Так Вагнер в своем сочинении «Искусство и революция» объясняет соотношение искусства и жизни в античной Греции – в золотой век государственности, опиравшейся на идеальное социальное устройство. Вагнеру не мешало то обстоятельство, что это государство не могло существовать без рабского труда, ведь его рассуждения замечательны тем, что основываются на фантастических представлениях. В дни дрезденской революции соратники Вагнера, должно быть, приходили в отчаяние от этого ясновидца – человека, не умевшего толком различать реальность и фантазию. В изгнании, когда Вагнер приводил в систему свои идеи, в центре его размышлений находился античный театр, который стал ему близок благодаря изучению греческих трагиков и философии Платона. И тут он нашел связь античности с его собственной ситуацией. Вагнер вступил в политический конфликт с государственным порядком и в художественный конфликт с оперной традицией, а двойственность конфликта подсказала его теоретической мысли возможность связать воедино все нежелательные для него факты, все недостатки, препоны. Отсюда конструкция идеального государства, в котором художнику отведена такая роль, какая только и могла удовлетворить теперь Вагнера: художник – это духовный центр всего, он вещает, он пророчествует…

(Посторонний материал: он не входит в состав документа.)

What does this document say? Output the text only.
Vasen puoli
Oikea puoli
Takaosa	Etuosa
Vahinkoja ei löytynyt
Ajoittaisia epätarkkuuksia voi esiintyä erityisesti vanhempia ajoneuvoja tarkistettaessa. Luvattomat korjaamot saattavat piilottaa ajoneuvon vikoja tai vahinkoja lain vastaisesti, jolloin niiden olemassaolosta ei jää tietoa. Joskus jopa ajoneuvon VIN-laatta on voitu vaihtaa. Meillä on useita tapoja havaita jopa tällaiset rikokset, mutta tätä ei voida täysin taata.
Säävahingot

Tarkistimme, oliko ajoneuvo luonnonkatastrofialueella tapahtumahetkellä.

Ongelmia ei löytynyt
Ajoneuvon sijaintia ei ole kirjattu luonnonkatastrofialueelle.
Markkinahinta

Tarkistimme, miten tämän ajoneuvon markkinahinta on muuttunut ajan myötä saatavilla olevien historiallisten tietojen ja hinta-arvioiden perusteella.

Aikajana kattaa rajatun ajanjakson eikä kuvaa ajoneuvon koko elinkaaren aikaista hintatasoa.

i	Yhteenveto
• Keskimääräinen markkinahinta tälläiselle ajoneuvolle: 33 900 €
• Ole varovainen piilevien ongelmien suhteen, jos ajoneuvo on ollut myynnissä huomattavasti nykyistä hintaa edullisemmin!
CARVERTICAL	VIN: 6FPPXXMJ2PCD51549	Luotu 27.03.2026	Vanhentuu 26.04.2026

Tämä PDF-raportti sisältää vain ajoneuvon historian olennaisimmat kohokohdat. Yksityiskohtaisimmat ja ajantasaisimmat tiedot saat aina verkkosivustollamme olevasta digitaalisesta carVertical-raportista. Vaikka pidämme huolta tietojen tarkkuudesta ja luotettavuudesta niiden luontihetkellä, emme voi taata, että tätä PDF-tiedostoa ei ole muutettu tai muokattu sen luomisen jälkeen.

Начиная с первых музыкально-драматических экспериментов античности, гуманистический образ греческой трагедии играл свою роль в истории оперы. Тогда этот образ был продуктом фантазии – он и оставался таковым у Монтеверди, у Глюка, у Вагнера. Продуктом фантазии, поскольку все известное нам об античной трагедии ограничивается поэзией. О музыке в трагедии мы не знаем ровным счетом ничего и не можем составить представление о целостном воздействии драмы. Небольшое число драматических шедевров, переживших времена уничтожения свидетельств античного искусства, литературы и философии в эпоху раннего христианства, оправдывает живой интерес к этому погибшему миру. Но этот мир не поддается реконструкции – его социальные, художественные, религиозные условия нельзя перенести в цивилизацию, устроенную на совершенно иных основаниях. Вагнеровская конструкция – фантасмагория.
Французский философ и эстетик Анри Лихтенберже написал некогда толстую книгу о Вагнере – «Рихард Вагнер как поэт и мыслитель»[182]182
Лихтенберже А. Рихард Вагнер как поэт и мыслитель. М., 1905.

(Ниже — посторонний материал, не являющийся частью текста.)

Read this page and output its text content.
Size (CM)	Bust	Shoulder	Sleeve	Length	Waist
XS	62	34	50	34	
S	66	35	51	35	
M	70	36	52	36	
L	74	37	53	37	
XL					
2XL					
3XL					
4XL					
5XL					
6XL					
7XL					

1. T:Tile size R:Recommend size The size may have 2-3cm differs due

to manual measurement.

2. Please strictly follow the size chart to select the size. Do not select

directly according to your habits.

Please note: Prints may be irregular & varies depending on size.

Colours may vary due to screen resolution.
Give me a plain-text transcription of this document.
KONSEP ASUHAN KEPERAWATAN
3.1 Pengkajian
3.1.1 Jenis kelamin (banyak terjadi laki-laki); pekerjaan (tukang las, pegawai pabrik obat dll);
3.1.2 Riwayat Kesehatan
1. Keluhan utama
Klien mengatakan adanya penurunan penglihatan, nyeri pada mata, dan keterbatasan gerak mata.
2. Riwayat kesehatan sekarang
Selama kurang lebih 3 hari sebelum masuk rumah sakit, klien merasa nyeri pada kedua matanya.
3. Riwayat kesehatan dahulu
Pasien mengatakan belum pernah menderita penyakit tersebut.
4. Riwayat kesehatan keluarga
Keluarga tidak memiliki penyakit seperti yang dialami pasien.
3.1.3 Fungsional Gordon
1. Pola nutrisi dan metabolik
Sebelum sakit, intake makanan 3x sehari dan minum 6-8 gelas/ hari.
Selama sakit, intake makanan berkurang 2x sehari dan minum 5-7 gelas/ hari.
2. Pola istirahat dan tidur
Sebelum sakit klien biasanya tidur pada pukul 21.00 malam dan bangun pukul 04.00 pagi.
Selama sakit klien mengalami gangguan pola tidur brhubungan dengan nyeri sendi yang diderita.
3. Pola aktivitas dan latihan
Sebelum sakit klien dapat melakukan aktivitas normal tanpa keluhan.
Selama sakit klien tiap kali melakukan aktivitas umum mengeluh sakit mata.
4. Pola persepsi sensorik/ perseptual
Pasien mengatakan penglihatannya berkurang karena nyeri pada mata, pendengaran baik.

[Закрыть]. И сам Вагнер считал себя поэтом и мыслителем. Община вагнерианцев, а позднее весь мир почитали его как поэта и мыслителя. Но он не был ни поэтом, ни мыслителем О поэте уже говорилось. А Вагнеру-мыслителю, при всей остроте всеохватности его интеллекта, недостает одного фундаментального свойства, без которого объективное мышление невозможно, – способности углубляться в проблемы человеческой совести. Вместо этого Вагнер занят рациональным освоением собственных иллюзорных впечатлений, мечтаний. Он бесконечно субъективен в своих суждениях. Вагнер вошел в конфликт с существующим гражданским обществом, и, следовательно, рассуждает он, этому обществу грош цена. Исторически сложившийся оперный театр не дает Вагнеру возможности достичь высочайших вершин славы, а потому он, полагает Вагнер, осужден на гибель и должен уступить место новому, лучшему театру. Задача Вагнера – претворить в жизнь такой театр. Он единственный человек, от которого можно ждать, что, синтезируя все существующие художественные средства, он осуществит идеал, какой не был достижим со времен античности, и создаст художественное произведение будущего – универсальное творение искусства.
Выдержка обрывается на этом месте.